In a number of states, roofing contractors need to get licensed in order to perform roofing work. Obtaining a roofer license bond is a common licensing requirement. Not all states require a roofing contractor license and bonding, but contractors may have to get a bond to meet county criteria, too.
Even if you’re not new to bonding, the concept of how surety bonds work may be a bit difficult to grasp. However, it’s important to understand the basics if you need to get bonded as a part of your contractor licensing.
Besides a legal requirement to fulfill, bonds are also a strong sign for your customers that you are safe to do business with. Being licensed and bonded is one of your advantages on the market.
Here’s an overview of the states which require roofing contractors to obtain a bond, as well as the most significant facts about bonding that matter for your roofing business.
Where You Need to Post a Roofing License Bond
There is no nationwide requirement for roofing license and bonding. Each state defines its rules regulating roofing specialists. Usually state contractor license boards are in charge of the licensing process. They include roofing as one of the specialty contractor licenses that can be obtained. Additionally, towns and counties may impose their own licensing requirements for contractors operating on their territory.
If you want to operate in California, Texas, Minnesota, Oklahoma, Illinois, or Arizona, you will have to obtain a roofing contractor license and bond. The bond amount in Oklahoma is $5,000. In Illinois it is $10,000. California and Minnesota roofers have to obtain a $15,000 bond. Roofers in Texas have to post the biggest bond amount—$100,000.
Town and county licensing varies across the country, so it’s best to check with your local authorities about their exact requirements and bond amounts. In some cases, you will need to obtain a general contractor license and bonding, while other licensing bodies will require a special roofing license and bond.
How Surety Bonds Work
Roofer license bonds are a type of contractor license bonds, which are required from a number of construction specialists. As such, they are a contract between your roofing business, the licensing authority, and a surety. The bond provider backs your contractorship and guarantees financially for you in front of the local or state body issuing your license.
In order to get bonded, you need to pay a bond premium. It is a small percentage of the bond amount that you have to obtain. The premium is determined on the basis of your financial situation. Your surety provider examines your personal credit score, as well as business finances and any assets and liquidity. That’s how it can assess how risky your profile is.
If your finances are in good shape, your bond premium is likely to be in the range of 1 percent to 5 percent. For a $15,000 bond, this can mean a bond price of $150-$750. To reduce your bond premium, you can work on improving your credit score and financials before you apply for the bond.
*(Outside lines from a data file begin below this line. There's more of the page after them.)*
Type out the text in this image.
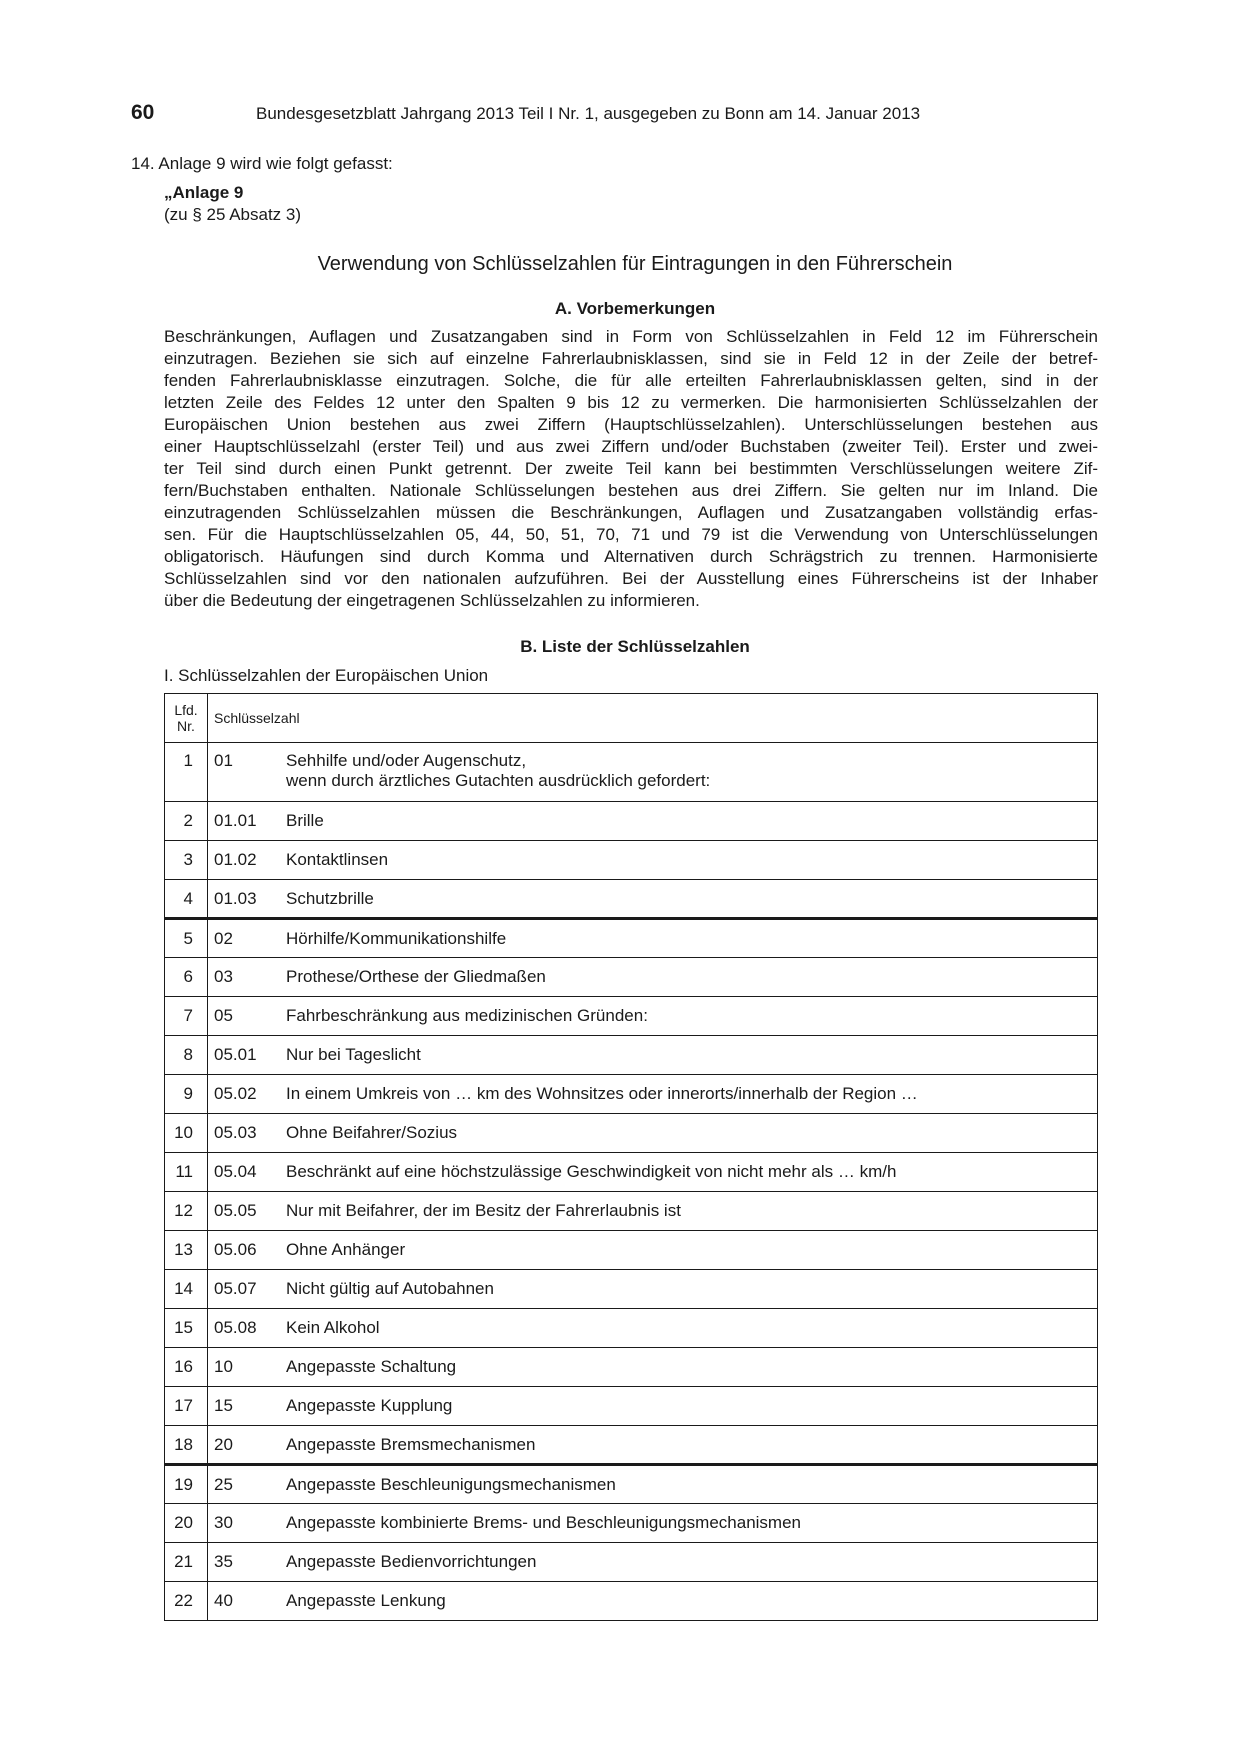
60	Bundesgesetzblatt Jahrgang 2013 Teil I Nr. 1, ausgegeben zu Bonn am 14. Januar 2013
14. Anlage 9 wird wie folgt gefasst:
„Anlage 9
(zu § 25 Absatz 3)
Verwendung von Schlüsselzahlen für Eintragungen in den Führerschein
A. Vorbemerkungen
Beschränkungen, Auflagen und Zusatzangaben sind in Form von Schlüsselzahlen in Feld 12 im Führerschein
einzutragen. Beziehen sie sich auf einzelne Fahrerlaubnisklassen, sind sie in Feld 12 in der Zeile der betref-
fenden Fahrerlaubnisklasse einzutragen. Solche, die für alle erteilten Fahrerlaubnisklassen gelten, sind in der
letzten Zeile des Feldes 12 unter den Spalten 9 bis 12 zu vermerken. Die harmonisierten Schlüsselzahlen der
Europäischen Union bestehen aus zwei Ziffern (Hauptschlüsselzahlen). Unterschlüsselungen bestehen aus
einer Hauptschlüsselzahl (erster Teil) und aus zwei Ziffern und/oder Buchstaben (zweiter Teil). Erster und zwei-
ter Teil sind durch einen Punkt getrennt. Der zweite Teil kann bei bestimmten Verschlüsselungen weitere Zif-
fern/Buchstaben enthalten. Nationale Schlüsselungen bestehen aus drei Ziffern. Sie gelten nur im Inland. Die
einzutragenden Schlüsselzahlen müssen die Beschränkungen, Auflagen und Zusatzangaben vollständig erfas-
sen. Für die Hauptschlüsselzahlen 05, 44, 50, 51, 70, 71 und 79 ist die Verwendung von Unterschlüsselungen
obligatorisch. Häufungen sind durch Komma und Alternativen durch Schrägstrich zu trennen. Harmonisierte
Schlüsselzahlen sind vor den nationalen aufzuführen. Bei der Ausstellung eines Führerscheins ist der Inhaber
über die Bedeutung der eingetragenen Schlüsselzahlen zu informieren.
B. Liste der Schlüsselzahlen
I. Schlüsselzahlen der Europäischen Union
Lfd.
Nr.	Schlüsselzahl
1	01 Sehhilfe und/oder Augenschutz,
wenn durch ärztliches Gutachten ausdrücklich gefordert:
2	01.01 Brille
3	01.02 Kontaktlinsen
4	01.03 Schutzbrille
5	02 Hörhilfe/Kommunikationshilfe
6	03 Prothese/Orthese der Gliedmaßen
7	05 Fahrbeschränkung aus medizinischen Gründen:
8	05.01 Nur bei Tageslicht
9	05.02 In einem Umkreis von … km des Wohnsitzes oder innerorts/innerhalb der Region …
10	05.03 Ohne Beifahrer/Sozius
11	05.04 Beschränkt auf eine höchstzulässige Geschwindigkeit von nicht mehr als … km/h
12	05.05 Nur mit Beifahrer, der im Besitz der Fahrerlaubnis ist
13	05.06 Ohne Anhänger
14	05.07 Nicht gültig auf Autobahnen
15	05.08 Kein Alkohol
16	10 Angepasste Schaltung
17	15 Angepasste Kupplung
18	20 Angepasste Bremsmechanismen
19	25 Angepasste Beschleunigungsmechanismen
20	30 Angepasste kombinierte Brems- und Beschleunigungsmechanismen
21	35 Angepasste Bedienvorrichtungen
22	40 Angepasste Lenkung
As you need to stay bonded throughout your licensing period, you can decrease your bond cost with every bond renewal.
Responsibilities Under the Bond
Licensing authorities require a surety bond from roofing specialists in order to exercise a higher level of control over their operations. The purpose of the bond is to protect your customers.
However, it does not protect your business like insurance does, for example. It ensures your compliance with relevant laws by providing an extra layer of guarantee for the general public. In practical terms, this means an extra assurance that you will perform the contractual roofing work you have committed to.
In case you transgress from your contractual and legal obligations, the bond can provide a financial compensation for an affected party via a claim. Such situations include not completing the work you have agreed to in a contract, delaying the completion, delivering low-quality work, or similar issues with performing your contractual agreements.
If a claim against you is proven, you are liable to reimburse the claimant up to the penal sum of your bond. If your bond is, say, $15,000, that’s the maximum compensation that can be claimed.
At first, your surety may cover the claim costs. This is the immediate protection for consumers who have been negatively affected by your actions. However, your responsibility under the bond indemnity agreement is that you have to repay the surety fully. This means that the surety bond functions similarly to an extra line of credit, which is extended to your business temporarily.
Bond claims can be quite costly for your business, not only in terms of finances, but also by harming your reputation as a professional in the field. The wisest course of action is to avoid them.
Roofing contractors in a number of states have to obtain a surety bond as a part of their licensing. If you’re launching your business as a roofer, make sure to check with your state authorities about the requirements you have to meet. This will ensure your legal compliance, as well as a smooth start in your trade.